Le Soudan, nouvel enjeu énergétique et stratégique

Selon Abdessalam Kleiche, malgré la répression et les atteintes aux droits de l’homme, le pays est un objet de convoitise de grandes puissances peu regardantes.

Abdessalam Kleiche  • 7 novembre 2013 abonné·es

Fin septembre, un mouvement de contestation a secoué le Soudan. Dès le début, les manifestants ont scandé des slogans entendus dans beaucoup de pays arabes : « Nous voulons la chute du régime. » Ces manifestations, sans précédent depuis l’arrivée au pouvoir d’Omar el-Béchir par un coup d’État militaire en 1989, ont fait suite à l’annonce, le 22 septembre, de mesures d’austérité : coupes dans les subventions, hausse des prix du carburant (+ 60 %) et des denrées alimentaires. Ce plan d’ajustement structurel classique a été imposé par le Fonds monétaire international (FMI) alors que l’économie stagne depuis la sécession du Sud Soudan en juillet 2011. Cette fracture avait déjà privé le Soudan (Khartoum) de plus des trois quarts des ressources pétrolières. Ce qui a aggravé les difficultés du pays, déjà considéré par le Pnud comme le 171e pays sur 186 en termes de développement humain. Cette situation alourdit davantage le fardeau de l’un des États les plus endettés d’Afrique (36 milliards de dollars). Craignant la contagion du mouvement à l’ensemble du pays, et instruit par le rôle des réseaux sociaux dans les soulèvements dans le monde arabe, le gouvernement a réprimé dans le sang ces manifestations, faisant deux cents morts selon les ONG présentes sur place et la Fédération internationale des droits de l’homme. Huit cents activistes, étudiants, opposants ou journalistes, ainsi que des leaders de partis d’opposition (Parti baas, Parti communiste, Parti Oumma), ont été arrêtés. Ces manifestations se sont déroulées dans un contexte politique régional et international très tendu. En effet, le Soudan connaît des rébellions qui ont éclaté dans les régions frontalières, et les violences se multiplient au Darfour, dans l’ouest du pays. Ainsi, il y a deux ans, les quatre principaux mouvements armés de l’ouest et du sud du pays se sont réunis en un Front révolutionnaire du Soudan (FRS) « pour renverser le régime d’El-Béchir » .

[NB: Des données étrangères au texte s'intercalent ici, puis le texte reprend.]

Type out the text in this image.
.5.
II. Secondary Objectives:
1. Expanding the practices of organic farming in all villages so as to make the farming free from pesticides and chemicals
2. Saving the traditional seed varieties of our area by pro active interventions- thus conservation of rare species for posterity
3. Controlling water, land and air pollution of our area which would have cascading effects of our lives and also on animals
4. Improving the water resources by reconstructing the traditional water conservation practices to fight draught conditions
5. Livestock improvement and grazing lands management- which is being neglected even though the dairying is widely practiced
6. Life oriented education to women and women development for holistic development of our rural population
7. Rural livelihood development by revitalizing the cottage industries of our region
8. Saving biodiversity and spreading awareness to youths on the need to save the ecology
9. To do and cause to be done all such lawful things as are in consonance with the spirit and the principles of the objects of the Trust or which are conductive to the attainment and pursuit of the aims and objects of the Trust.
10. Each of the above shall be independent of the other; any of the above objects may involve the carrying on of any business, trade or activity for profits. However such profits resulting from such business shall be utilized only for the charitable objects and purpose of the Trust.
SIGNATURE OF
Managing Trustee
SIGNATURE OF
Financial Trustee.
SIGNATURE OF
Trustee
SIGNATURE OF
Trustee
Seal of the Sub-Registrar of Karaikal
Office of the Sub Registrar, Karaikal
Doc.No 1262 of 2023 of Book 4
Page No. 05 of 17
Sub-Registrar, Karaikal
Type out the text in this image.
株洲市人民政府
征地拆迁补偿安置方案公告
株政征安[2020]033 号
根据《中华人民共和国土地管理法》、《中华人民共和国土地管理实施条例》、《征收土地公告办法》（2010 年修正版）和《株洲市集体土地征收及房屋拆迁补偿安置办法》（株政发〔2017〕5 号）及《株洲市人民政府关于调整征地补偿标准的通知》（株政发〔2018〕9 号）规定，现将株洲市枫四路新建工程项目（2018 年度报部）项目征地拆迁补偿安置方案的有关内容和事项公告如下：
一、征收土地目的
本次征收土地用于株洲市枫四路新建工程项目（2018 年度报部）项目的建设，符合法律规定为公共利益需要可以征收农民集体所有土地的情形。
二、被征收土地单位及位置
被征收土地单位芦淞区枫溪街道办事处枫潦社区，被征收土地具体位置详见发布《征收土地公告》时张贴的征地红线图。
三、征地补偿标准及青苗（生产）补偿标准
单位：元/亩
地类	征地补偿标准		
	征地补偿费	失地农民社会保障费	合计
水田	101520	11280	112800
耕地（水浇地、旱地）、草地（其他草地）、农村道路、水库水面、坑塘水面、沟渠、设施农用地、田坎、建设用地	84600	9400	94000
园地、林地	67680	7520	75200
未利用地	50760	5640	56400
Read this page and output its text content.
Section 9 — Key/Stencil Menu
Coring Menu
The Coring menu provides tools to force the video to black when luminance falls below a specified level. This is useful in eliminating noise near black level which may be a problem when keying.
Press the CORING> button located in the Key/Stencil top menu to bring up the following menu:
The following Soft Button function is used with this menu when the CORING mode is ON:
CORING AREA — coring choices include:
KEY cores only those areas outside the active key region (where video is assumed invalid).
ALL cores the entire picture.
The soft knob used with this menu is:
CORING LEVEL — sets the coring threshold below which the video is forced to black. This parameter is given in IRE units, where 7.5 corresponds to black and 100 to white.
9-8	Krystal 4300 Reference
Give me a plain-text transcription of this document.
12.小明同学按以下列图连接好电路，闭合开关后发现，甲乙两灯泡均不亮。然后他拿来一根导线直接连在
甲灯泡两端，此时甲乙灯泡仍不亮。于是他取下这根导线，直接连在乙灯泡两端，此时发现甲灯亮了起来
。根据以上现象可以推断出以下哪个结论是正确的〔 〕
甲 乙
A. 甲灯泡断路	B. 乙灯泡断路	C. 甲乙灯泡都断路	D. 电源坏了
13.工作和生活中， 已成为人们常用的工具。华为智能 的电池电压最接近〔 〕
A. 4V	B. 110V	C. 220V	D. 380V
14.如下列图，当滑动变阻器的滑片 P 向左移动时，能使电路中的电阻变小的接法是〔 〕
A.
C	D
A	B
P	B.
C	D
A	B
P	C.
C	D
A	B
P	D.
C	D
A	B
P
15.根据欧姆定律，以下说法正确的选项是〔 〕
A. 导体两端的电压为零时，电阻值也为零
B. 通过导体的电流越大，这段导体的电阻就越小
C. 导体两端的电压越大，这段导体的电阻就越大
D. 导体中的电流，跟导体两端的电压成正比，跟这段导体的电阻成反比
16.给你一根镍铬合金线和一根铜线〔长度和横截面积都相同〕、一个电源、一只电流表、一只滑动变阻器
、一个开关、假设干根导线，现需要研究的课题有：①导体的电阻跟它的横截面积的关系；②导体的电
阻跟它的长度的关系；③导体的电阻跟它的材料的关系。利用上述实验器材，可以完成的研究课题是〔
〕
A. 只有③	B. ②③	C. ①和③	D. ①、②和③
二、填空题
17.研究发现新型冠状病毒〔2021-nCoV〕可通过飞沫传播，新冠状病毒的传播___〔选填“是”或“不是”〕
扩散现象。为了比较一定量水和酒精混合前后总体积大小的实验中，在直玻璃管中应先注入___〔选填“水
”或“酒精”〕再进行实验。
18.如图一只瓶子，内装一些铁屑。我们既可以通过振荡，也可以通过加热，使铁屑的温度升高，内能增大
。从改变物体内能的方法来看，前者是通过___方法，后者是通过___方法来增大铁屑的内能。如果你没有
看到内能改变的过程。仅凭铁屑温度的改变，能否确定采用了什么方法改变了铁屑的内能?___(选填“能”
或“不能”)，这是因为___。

Le président soudanais est par ailleurs fragilisé par les poursuites de la Cour pénale internationale pour génocide et crimes de guerre commis au Darfour, où 200 000 personnes ont péri depuis 2003. Mais le Soudan est aussi devenu un théâtre d’affrontements entre puissances occidentales et pays émergents pour le contrôle et l’exploitation des matières premières. La Chine occupe une position de force. Dans le consortium soudanais Greater Nile Petroleum Operating Compagny (GNPOC), les Chinois détiennent 40 % à travers la China National Petroleum Corporation(CNPC). Mais il n’y a pas que la Chine. Le Soudan figure au quatrième rang comme terre d’accueil des investissements étrangers en Afrique subsaharienne, après l’Afrique du Sud (130 milliards de dollars), le Nigéria (70 milliards) et l’Angola (25 milliards). Le Soudan ayant une longue façade maritime sur la mer Rouge, cette présence stratégique de la Chine est mal vécue par les États-Unis. Raison pour laquelle Washington a encouragé la sécession du Sud Soudan. La France n’est pas absente de la compétition. Total dispose d’un permis d’exploitation de la plus vaste concession pétrolière du pays, le « bloc B », qui s’étend sur 118 000 km² entièrement situés au Sud Soudan. De même, Areva a obtenu du Bureau de recherche géologique et minière (BRGM) la concession d’une mine d’or dont l’entreprise détient 40 % des parts, et Lafarge possède à Port-Soudan deux terminaux de réception du ciment en provenance de ses usines d’Égypte. Le Soudan était le deuxième pays de la zone à accueillir des investissements directs français jusqu’en 2012.

Mais c’est surtout en termes de sécurité que la France s’intéresse au Soudan. Certes, le territoire, dirigé par un islamiste, n’est pas sous la menace directe du mouvement d’Al-Qaïda au Maghreb islamique (Aqmi), principale incarnation du terrorisme au Mali, au Niger et en Mauritanie. Cependant, avec la République centrafricaine (RCA) et le Tchad, le Soudan forme un triangle d’instabilité qui se caractérise par des conflits armés et des niveaux élevés d’insécurité. Les trois pays ont été inclus sur la liste 2010 des dix premiers États défaillants dans le monde. Le secrétaire général des Nations unies a exprimé sa crainte que le triangle soit devenu un sanctuaire pour les groupes armés. La crise malienne l’a montré : la réduction des facteurs d’instabilité en Afrique passe plus que jamais par une véritable politique de codéveloppement régionale inclusive.